Do you have a young baby? Looking for something to do? If the answer is yes then Soupermums is for you. We're here from 11 until 1 every Monday, Mums (and dads) have a rest and the babies can play. Have a lovely sit down whilst you sip on a brew. Enjoy having someone else make lunch for you! Come along to Wilsden Church, meet the rest of the group. Lovely ladies cuddle the babies, whilst you eat your soup. Chat with the mums, new friends you will make. Swap tips and advice over a slice or two of cake. So what are you waiting for? come on along, For homemade treats, good company and if you're lucky a song. We're looking forward to meeting you, please come take a peek, 11-1 at Wilsden Trinity, we're here every week!

Celine V  (a Soupermum!)
Where can new mums go, to have lunch where it’s warm and safe and you get to eat fresh soup and homemade cakes, while someone holds your baby? Too big an ask? Not at Wilsden Trinity! Every Monday lunch time, young mums come together and turn the gi…

Pancakes and Poems at Thornton

Pancakes and Poems, what a great evening we had on 13th February (Shrove Tuesday), in aid of 2nd Mile Project.

People were invited to come along for tea/supper and enjoy a variety of pancakes both savoury and sweet.

The selection was most tempting with fillings such as chilli. chicken and avocado, mushroom or cheese and onion. The sweet fillings were too many to mention, but my favourite was fresh fruits with ice cream – yum, yum.

Throughout the evening, many people had brought poems to read to everyone. The genre of this was amazing with funny, romantic, knowledgeable and even a little bit naughty.

It was good to be together with laughter and smiles all round. A special thank you to everyone who came and all who helped.

Elaine B, Thornton

Church Building at Thackley!

How would a gingerbread church with icing doors and chocolate finger organ pipes appeal? Junior Church at Thackley had been busy building such an edifice for a couple of weeks, before the part-completed church was creatively used as the basis of an inspired service, put together by worship leader, Gill Dobson.

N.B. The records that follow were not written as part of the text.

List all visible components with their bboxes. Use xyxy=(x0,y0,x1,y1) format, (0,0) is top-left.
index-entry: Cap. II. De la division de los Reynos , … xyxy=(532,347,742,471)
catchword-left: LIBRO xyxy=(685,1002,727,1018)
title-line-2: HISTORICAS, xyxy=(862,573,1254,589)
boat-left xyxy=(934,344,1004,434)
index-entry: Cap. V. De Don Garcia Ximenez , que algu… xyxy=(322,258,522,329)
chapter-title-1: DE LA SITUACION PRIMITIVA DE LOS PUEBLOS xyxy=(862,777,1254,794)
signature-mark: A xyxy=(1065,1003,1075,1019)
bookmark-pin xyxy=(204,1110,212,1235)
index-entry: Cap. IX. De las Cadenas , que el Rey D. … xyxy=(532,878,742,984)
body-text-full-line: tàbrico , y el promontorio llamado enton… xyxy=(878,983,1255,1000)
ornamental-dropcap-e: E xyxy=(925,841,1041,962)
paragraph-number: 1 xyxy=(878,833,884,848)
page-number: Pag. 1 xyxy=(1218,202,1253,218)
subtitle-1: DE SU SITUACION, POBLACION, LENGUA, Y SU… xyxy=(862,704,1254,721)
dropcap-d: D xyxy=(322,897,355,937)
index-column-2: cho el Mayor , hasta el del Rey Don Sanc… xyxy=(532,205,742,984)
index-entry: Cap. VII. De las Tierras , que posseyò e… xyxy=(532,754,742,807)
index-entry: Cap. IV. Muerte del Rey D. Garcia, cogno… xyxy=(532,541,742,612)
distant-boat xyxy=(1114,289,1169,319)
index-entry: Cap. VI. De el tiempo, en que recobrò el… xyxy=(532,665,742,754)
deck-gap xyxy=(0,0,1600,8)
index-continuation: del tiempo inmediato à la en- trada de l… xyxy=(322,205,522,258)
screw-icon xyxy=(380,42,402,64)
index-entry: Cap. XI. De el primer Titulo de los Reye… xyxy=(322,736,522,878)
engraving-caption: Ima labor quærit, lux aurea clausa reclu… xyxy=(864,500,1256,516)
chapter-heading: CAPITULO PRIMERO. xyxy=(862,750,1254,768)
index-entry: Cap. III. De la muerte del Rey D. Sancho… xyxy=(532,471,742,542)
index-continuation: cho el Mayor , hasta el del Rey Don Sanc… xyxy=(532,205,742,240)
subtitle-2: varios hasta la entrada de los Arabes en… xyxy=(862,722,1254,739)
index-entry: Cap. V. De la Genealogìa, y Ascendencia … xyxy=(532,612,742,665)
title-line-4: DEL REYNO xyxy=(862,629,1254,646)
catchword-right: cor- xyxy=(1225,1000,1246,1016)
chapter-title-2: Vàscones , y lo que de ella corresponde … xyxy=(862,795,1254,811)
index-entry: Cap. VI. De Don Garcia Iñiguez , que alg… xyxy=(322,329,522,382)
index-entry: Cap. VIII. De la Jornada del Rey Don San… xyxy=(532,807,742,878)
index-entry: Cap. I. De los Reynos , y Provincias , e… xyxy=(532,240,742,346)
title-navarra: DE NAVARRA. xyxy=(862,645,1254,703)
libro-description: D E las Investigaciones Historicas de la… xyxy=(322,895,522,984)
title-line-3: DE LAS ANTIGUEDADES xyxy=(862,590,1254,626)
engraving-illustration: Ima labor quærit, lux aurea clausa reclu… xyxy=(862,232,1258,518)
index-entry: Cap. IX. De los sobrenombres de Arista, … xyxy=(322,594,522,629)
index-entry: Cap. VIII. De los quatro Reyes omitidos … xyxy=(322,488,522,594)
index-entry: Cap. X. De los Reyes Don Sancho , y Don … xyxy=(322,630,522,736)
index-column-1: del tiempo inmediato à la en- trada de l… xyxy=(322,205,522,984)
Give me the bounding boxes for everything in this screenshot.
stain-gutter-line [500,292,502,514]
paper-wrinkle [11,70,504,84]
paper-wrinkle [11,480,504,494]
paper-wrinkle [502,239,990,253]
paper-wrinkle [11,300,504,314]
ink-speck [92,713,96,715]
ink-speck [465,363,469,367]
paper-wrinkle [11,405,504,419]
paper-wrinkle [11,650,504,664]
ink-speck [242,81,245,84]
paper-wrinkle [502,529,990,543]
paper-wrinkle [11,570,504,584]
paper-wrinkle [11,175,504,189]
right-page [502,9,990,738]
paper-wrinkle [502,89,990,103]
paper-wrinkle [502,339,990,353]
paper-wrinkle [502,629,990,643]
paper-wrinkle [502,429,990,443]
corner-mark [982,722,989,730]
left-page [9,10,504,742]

Using the Lectionary readings and carefully chosen hymns, poems and prayers, Gill gave us a timely reminder that our churches are the people, not the building, and that we are all part of God’s Church – all our churches belong to Him – not us!

We considered how the children were building their gingerbread church on the groundwork of the Junior Church leaders and how in a similar way we were building Thackley Church, in the sense that the church is who we are and what we do. We were asked to think how we might describe Thackley - a busy church? A traditional church? An ageing church? A lively church? A tired church? A caring church?